The Amendments will come into effect on July 1, 2009. In order to comply with the requirements of the Amendments, we have the following recommendations:
- LLCs set up before July 1, 2009 need to bring their Charters into compliance with the Amendments. This action should be taken between July 1, 2009 and January 1, 2010. If this step is not taken, non-amended Charters will apply only to the extent not contradicting the amended LLC Law.
- In the light of the new requirements related to the verification of title to participatory interests, it is advisable to ensure that all documents and information needed to verify title are in place and duly registered before the Amendments become effective.
- If there are any contemplated transactions with participatory interests or and other changes in the participants’ structure, it is advisable to perform them before July 1, 2009 because after this date such actions will be subject to the new notary certification requirements and will require more time, money and effort.
- Major transactions or a charter capital increase (including an increase as a result of the admission of a new participant) taking place after July 1, 2009 will be subject to new redemption rules described above in paragraph Redemption of Participatory Interests.
- The LLC participants may consider the following opportunities provided by the Amendments: Entering into a Participants’ Agreement;
- Restricting or excluding the right of participants to withdraw from the LLC; and
- Altering the authorities and composition of the management bodies of the LLC.
On the one hand, the Amendments give more flexibility to participants and make an LLC more attractive for the purposes of a joint venture vehicle.
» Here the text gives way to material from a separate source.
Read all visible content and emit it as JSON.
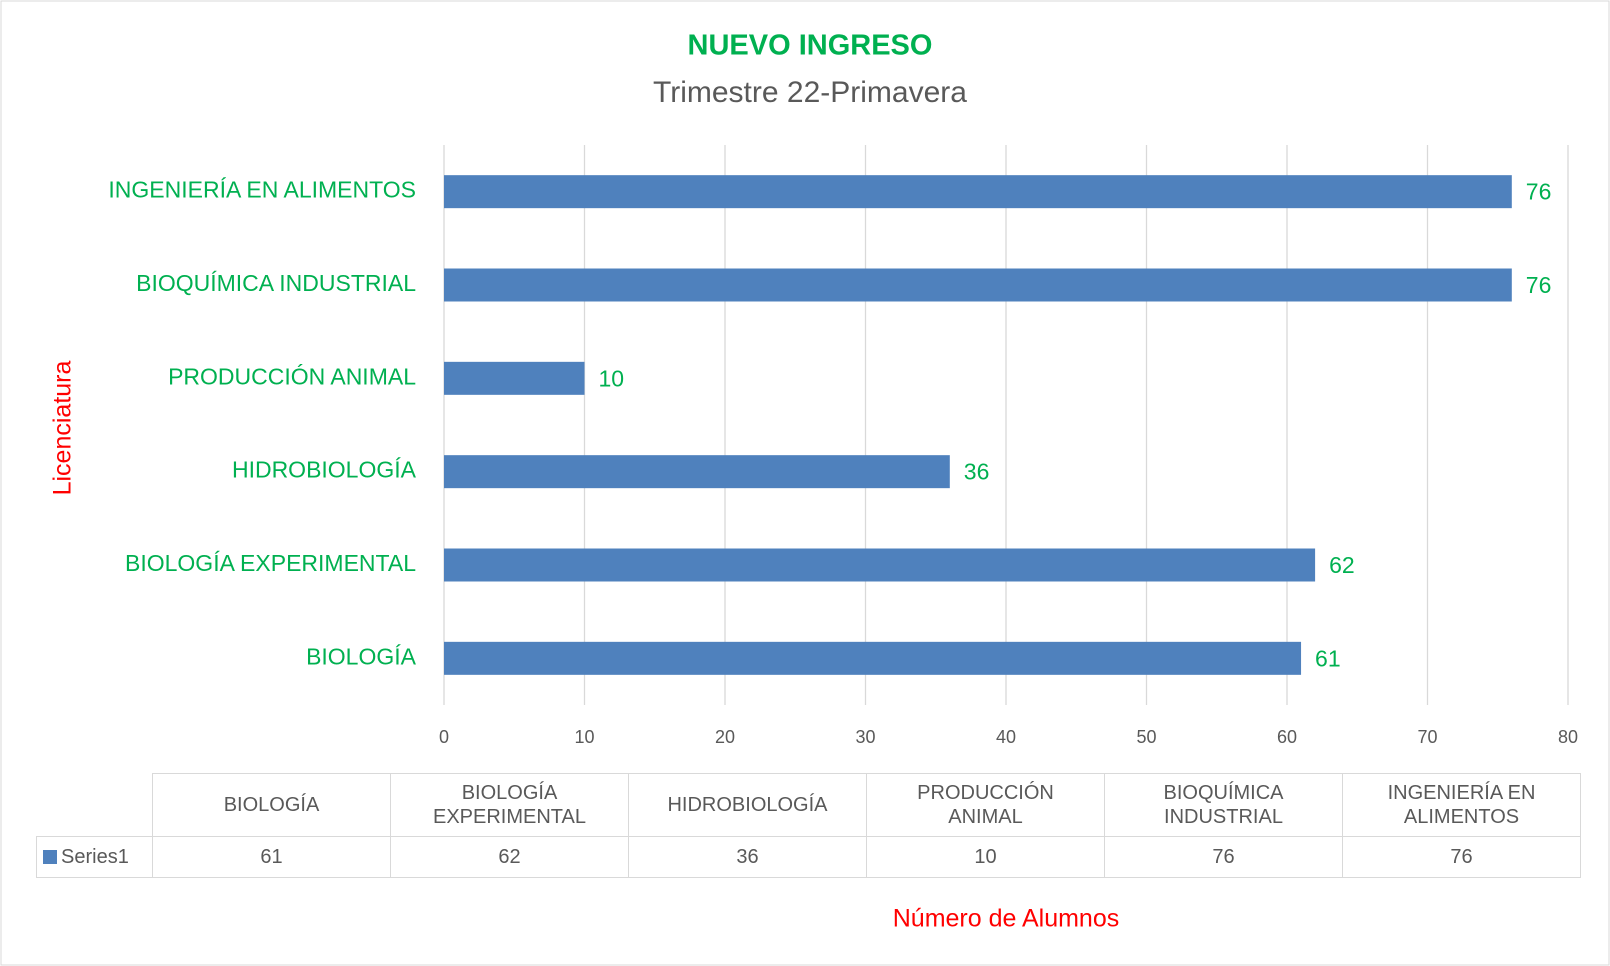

This new flexibility relates to corporate governance; arrangements between partners dealing with voting or pre-emptive rights; and the ability to restrict withdrawal rights.
On the other hand, after July 1, 2009, the life of a Russian LLC will become more transparent and be subject to more strict regulations. These provisions mainly relate to the new procedure for transferring participatory interests.
The Amendments make the legal regime of an LLC similar to that of a closed joint-stock company. Thus, the question arises whether further changes in Russian corporate legislation are expected in order to make these legal forms more different from each other. Also, with the introduction of participants’ agreement in LLC, it would be reasonable to extend the same changes to closed JSCs.